There are "very strong indications" that the murder of former spy Alexander Litvinenko in London in 2006 was linked to the Russian state, the BBC quoted a senior security offical as saying late Monday.
Litvinenko, a fierce critic of the Kremlin under former Russian president Vladimir Putin, died after suffering radiation poisoning thought to have been ingested through a cup of tea.
Britain wants to charge Russian lawmaker Andrei Lugovoi, another former spy, over the death but Russia will not extradite him, one of the key issues contributing to cool relations between the two nations.
"We very strongly believe the Litvinenko case to have had some state involvement," the unnamed senior security official was quoted as saying.
The BBC said this was the first time a senior official had publicly made such a link.

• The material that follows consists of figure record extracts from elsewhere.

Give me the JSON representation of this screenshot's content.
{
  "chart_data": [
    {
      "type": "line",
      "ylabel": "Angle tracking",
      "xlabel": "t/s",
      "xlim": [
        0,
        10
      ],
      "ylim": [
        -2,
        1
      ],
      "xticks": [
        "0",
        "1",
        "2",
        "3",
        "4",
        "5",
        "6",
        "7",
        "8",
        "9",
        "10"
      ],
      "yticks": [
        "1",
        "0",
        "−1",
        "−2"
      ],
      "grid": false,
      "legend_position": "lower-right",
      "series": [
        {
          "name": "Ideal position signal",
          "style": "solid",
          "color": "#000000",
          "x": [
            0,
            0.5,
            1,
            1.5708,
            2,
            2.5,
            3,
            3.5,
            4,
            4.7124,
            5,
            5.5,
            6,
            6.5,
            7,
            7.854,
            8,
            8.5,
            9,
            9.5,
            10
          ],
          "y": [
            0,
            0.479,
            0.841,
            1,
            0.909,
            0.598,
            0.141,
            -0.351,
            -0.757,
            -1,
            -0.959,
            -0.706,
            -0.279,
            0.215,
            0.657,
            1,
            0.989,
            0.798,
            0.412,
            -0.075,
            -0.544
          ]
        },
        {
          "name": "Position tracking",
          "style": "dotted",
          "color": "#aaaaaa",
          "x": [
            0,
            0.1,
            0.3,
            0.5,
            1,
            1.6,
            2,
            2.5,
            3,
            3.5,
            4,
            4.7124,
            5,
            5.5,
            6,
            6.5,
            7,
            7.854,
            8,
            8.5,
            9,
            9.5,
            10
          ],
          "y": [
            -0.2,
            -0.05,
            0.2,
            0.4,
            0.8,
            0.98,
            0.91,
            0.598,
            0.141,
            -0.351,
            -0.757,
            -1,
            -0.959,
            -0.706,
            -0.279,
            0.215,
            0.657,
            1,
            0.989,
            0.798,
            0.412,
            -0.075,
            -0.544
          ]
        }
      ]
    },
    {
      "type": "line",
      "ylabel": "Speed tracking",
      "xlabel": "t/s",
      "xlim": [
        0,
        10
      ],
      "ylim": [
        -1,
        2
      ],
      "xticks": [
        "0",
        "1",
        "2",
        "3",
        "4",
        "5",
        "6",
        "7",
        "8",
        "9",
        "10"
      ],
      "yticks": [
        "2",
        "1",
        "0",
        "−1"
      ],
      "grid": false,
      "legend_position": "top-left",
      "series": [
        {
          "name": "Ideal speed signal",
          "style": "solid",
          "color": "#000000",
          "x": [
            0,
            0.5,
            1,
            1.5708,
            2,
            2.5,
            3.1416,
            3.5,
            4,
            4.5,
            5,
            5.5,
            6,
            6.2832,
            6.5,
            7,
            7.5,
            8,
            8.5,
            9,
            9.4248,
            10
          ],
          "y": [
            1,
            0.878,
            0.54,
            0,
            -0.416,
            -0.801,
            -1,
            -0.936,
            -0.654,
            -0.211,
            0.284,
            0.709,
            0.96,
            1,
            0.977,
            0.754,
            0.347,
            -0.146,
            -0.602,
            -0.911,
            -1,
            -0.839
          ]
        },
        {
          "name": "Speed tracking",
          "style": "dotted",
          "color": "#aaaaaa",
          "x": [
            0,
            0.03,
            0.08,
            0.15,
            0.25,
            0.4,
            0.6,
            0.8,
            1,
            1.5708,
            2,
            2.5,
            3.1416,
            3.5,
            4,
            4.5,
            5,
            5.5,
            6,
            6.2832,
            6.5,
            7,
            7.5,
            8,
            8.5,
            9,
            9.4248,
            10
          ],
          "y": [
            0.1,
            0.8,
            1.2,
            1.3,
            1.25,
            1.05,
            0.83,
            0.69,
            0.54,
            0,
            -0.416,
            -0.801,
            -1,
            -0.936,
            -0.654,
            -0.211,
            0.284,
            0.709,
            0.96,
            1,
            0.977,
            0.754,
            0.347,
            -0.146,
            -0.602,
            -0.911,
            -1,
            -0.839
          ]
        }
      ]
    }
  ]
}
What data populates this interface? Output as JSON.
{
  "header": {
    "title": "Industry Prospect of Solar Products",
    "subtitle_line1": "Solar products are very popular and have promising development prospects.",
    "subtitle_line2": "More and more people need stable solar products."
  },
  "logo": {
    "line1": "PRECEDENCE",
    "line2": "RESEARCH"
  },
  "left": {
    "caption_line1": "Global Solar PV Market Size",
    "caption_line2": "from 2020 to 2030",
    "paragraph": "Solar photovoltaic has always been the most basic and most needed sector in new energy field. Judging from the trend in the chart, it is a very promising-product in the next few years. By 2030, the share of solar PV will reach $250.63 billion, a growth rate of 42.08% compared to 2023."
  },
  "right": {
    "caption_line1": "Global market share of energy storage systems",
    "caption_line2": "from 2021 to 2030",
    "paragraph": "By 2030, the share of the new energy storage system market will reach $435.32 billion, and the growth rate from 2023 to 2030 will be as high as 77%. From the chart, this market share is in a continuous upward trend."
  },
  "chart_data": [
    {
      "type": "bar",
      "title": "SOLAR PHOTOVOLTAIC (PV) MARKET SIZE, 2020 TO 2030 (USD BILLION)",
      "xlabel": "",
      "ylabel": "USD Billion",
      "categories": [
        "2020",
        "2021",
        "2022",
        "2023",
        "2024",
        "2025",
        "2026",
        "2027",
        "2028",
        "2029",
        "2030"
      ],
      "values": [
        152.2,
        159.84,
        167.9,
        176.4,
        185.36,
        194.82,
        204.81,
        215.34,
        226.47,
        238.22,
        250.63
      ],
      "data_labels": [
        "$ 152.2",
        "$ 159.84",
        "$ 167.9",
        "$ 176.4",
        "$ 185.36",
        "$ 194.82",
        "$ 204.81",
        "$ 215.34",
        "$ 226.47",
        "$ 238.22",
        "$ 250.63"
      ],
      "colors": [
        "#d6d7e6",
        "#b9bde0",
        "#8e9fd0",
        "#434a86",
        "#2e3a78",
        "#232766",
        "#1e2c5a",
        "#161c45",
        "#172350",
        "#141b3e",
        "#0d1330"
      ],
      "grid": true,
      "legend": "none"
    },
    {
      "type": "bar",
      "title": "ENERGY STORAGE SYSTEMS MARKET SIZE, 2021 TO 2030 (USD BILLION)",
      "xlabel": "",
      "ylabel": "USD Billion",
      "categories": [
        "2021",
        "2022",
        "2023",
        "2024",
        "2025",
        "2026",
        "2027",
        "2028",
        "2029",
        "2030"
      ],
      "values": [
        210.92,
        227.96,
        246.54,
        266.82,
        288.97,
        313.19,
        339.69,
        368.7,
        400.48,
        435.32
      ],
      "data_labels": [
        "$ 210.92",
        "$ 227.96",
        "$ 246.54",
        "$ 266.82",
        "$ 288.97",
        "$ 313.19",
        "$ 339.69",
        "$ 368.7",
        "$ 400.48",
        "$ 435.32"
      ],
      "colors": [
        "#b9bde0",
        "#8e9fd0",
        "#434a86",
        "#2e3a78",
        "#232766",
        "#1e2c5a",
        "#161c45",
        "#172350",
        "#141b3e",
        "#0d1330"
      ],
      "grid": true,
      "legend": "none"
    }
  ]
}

The source added that a foiled apparent assassination bid last year against exiled Russian oligarch Boris Berezovsky, who left Russia after falling out with Putin, showed "willingness to consider operations against people in the West."
Such incidents have serious repercussions, the source added: "(It) messes up the relationship big time."
Security service MI5 says there are the same number of Russian intelligence officers in London now as during Soviet times and that they, along with Chinese agents, "present the greatest concern".
British Prime Minister Gordon Brown met Russian President Dmitry Medvedev at the G8 summit in Japan Monday and pledged to raise "all the outstanding issues".
Litvinenko's widow Marina welcomed Britain's "principled stand" over the extradition of Lugovoi in a statement released following the meeting.